Equations for traffic and marriage
Philip Ball argues that human behavior follows the laws of physics in surprising and illuminating ways
One safe prediction we can make about the coming election season is that there will be an abundance of pundits with conflicting opinions. We'll hear from TV personalities and party functionaries. But, if science writer Philip Ball is right, the people we really should listen to are physicists.
In "Critical Mass: How One Thing Leads to Another," Ball gives a sprawling account of physics over the past several centuries - from thermodynamics to complexity theory - showing how fundamental insights about the behavior of matter can be adapted to understand the dynamics of society. He applies this claim intriguingly to a variety of social, economical, and political situations, showing, for instance, that voting follows patterns akin to magnetization, and marriage rates resemble the behavior of gasses and liquids.
While neither cohesive nor gracefully written, the book provides a solid foundation for assessing a compelling argument: The tools of statistical physics cannot reasonably be ignored by a government seeking to construct viable social policy.
"Once we acknowledge the universality displayed in the physical world," Ball writes, "it should come as no surprise that the world of human social affairs is not necessarily a tabula rasa, open to all options." In other words, before deciding how we ought to act, we should figure out what can - and can't - be done.
Of course, Ball isn't the first to suggest that societies might learn from science. In the 17th century, Thomas Hobbes famously built a political system around the rational study of what he believed to be human nature. "The skill of making, and maintaining Commonwealths consisteth in certain Rules, as doth Arithmatique and Geometry," Hobbes claimed in "Leviathan" (1660). With those rules, he deftly extrapolated from man's insatiable desire for power, the need for absolute monarchy.

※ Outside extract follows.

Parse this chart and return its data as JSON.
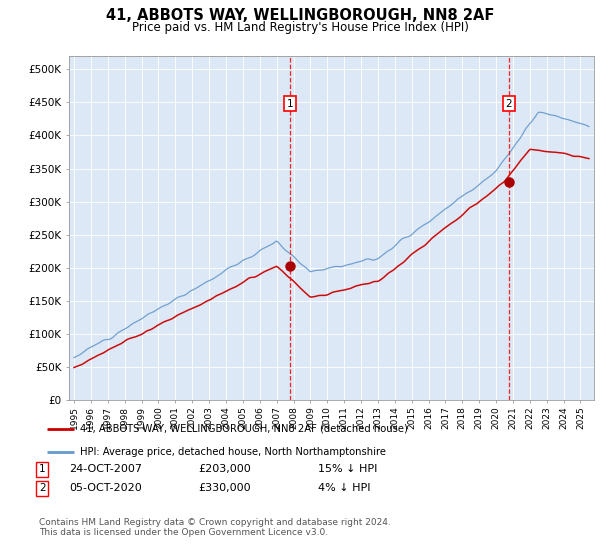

Ball rightly recognizes Leviathan's importance: "[Hobbes] does not describe a society ready-made and shaped by his own preferences, but builds it up, with careful logic, from his mechanistic view of how humans behave."
Yet he also rightfully dismisses Hobbes's draconian conclusions. How? Not only by rejecting his questionable premise, but also, more significantly, by challenging his methodology.

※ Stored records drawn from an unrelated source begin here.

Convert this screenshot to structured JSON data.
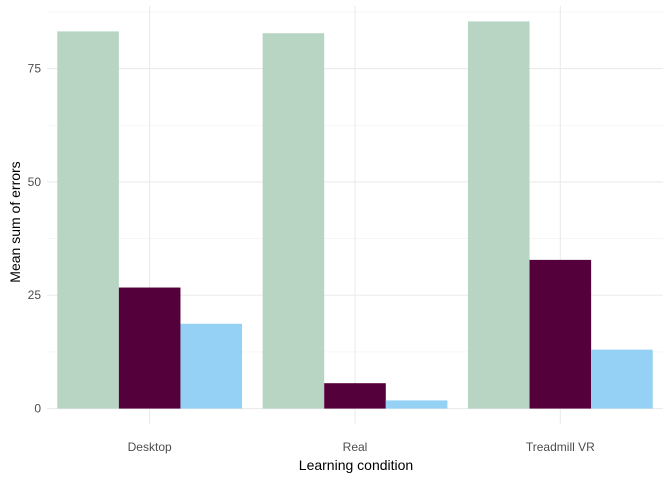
{
  "chart_data": {
    "type": "bar",
    "title": "",
    "xlabel": "Learning condition",
    "ylabel": "Mean sum of errors",
    "categories": [
      "Desktop",
      "Real",
      "Treadmill VR"
    ],
    "series": [
      {
        "values": [
          83.2,
          82.8,
          85.4
        ],
        "color": "#b7d5c2"
      },
      {
        "values": [
          26.7,
          5.6,
          32.8
        ],
        "color": "#54003a"
      },
      {
        "values": [
          18.7,
          1.8,
          13.0
        ],
        "color": "#94d1f5"
      }
    ],
    "yticks": [
      0,
      25,
      50,
      75
    ],
    "ylim": [
      -3.4,
      88.8
    ],
    "grid": true,
    "legend": "none"
  }
}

Just as one can't explain the behavior of planets by studying the motion of atoms, Ball believes that one cannot understand how societies work by examining the motivations of individuals. "One of the features of collective behavior arising from local interactions," he writes, "is that it becomes impossible to deduce the global state of a system purely by inspecting the characteristics of individual components." Even if people individually are power hungry, we can't safely assume that civilization as a whole works that way.
On the contrary, we must recognize that "a society creates its leaders, its customs, its fashions, and its problems through a mass of mutually interdependent decisions."

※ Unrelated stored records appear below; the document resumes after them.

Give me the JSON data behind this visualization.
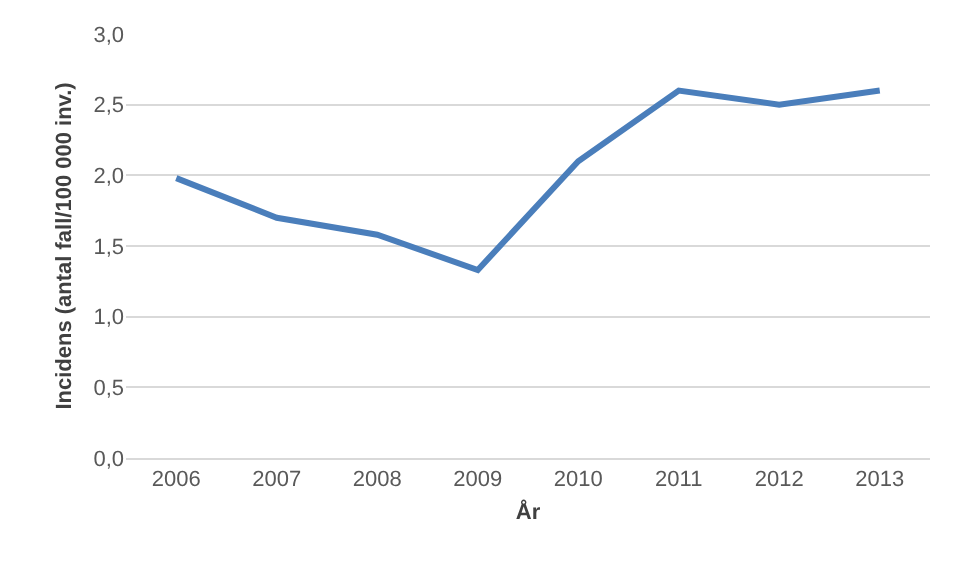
{
  "chart_data": {
    "type": "line",
    "xlabel": "År",
    "ylabel": "Incidens (antal fall/100 000 inv.)",
    "categories": [
      "2006",
      "2007",
      "2008",
      "2009",
      "2010",
      "2011",
      "2012",
      "2013"
    ],
    "series": [
      {
        "color": "#4a7ebb",
        "values": [
          1.98,
          1.7,
          1.58,
          1.33,
          2.1,
          2.6,
          2.5,
          2.6
        ]
      }
    ],
    "ylim": [
      0,
      3
    ],
    "yticks": [
      {
        "value": 0,
        "label": "0,0"
      },
      {
        "value": 0.5,
        "label": "0,5"
      },
      {
        "value": 1,
        "label": "1,0"
      },
      {
        "value": 1.5,
        "label": "1,5"
      },
      {
        "value": 2,
        "label": "2,0"
      },
      {
        "value": 2.5,
        "label": "2,5"
      },
      {
        "value": 3,
        "label": "3,0"
      }
    ],
    "grid": "y",
    "marker": "none",
    "line_style": "solid"
  }
}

Statistical physics was developed to analyze such situations, and, while initially used to model the behavior of gasses, its tools have proven equally applicable to crowds. That is, people in the aggregate seem to follow the same basic physical laws as matter.
For instance, Ball notes that statistical graphs of the way neighborhoods suddenly turn to crime show an uncanny resemblance to the way gases suddenly turn to liquids. (See box below.)
In a close-knit neighborhood, worsening social conditions may lead to very little increase in criminal behavior, just as a gas may not transform into a liquid even under increased pressure. But at some point, an additional worsening of social conditions suddenly leads to a dramatic increase in crime, just as, under the right conditions, an additional increase in pressure can suddenly convert a gas into a liquid.
From this it follows that crime rates are prone to extreme change only at particular points. Understanding this process could allow policymakers to allocate resources more intelligently for maximum effect.
Similarly, modeling traffic jams on a computer, researchers have found the automotive equivalent of "phase transitions" from liquid to solid. Just as liquids can be supercooled below the freezing point without seizing up if the process isn't rushed, large numbers of cars can travel a road uncongested if nobody abruptly accelerates or breaks. Such insights could lead to better designs for entrance and exit ramps.
Nevertheless, Ball is determined not to transform statistical physics into a new form of social Darwinism. He argues that science should be "a servant and guide, not a dictator." In other words, intellectually powerful as science may be, it carries no moral authority.
While he's absolutely right, he's perhaps naive to expect others to heed his warnings in a society that routinely engineers ethics to suit its technology. More deeply troubling, however, is his unmitigated embrace of pragmatism: "By gaining [sufficient scientific] knowledge," he writes, "we might hope to adapt our social structures to the way things are rather than the way some architect or politician or town planner thinks they ought to be." For architecture, that would spell the end of decoration and whimsy. For society, it would mean giving up our dreams.
• Jonathon Keats is a board member of the National Critics Circle. He reviews books from San Francisco.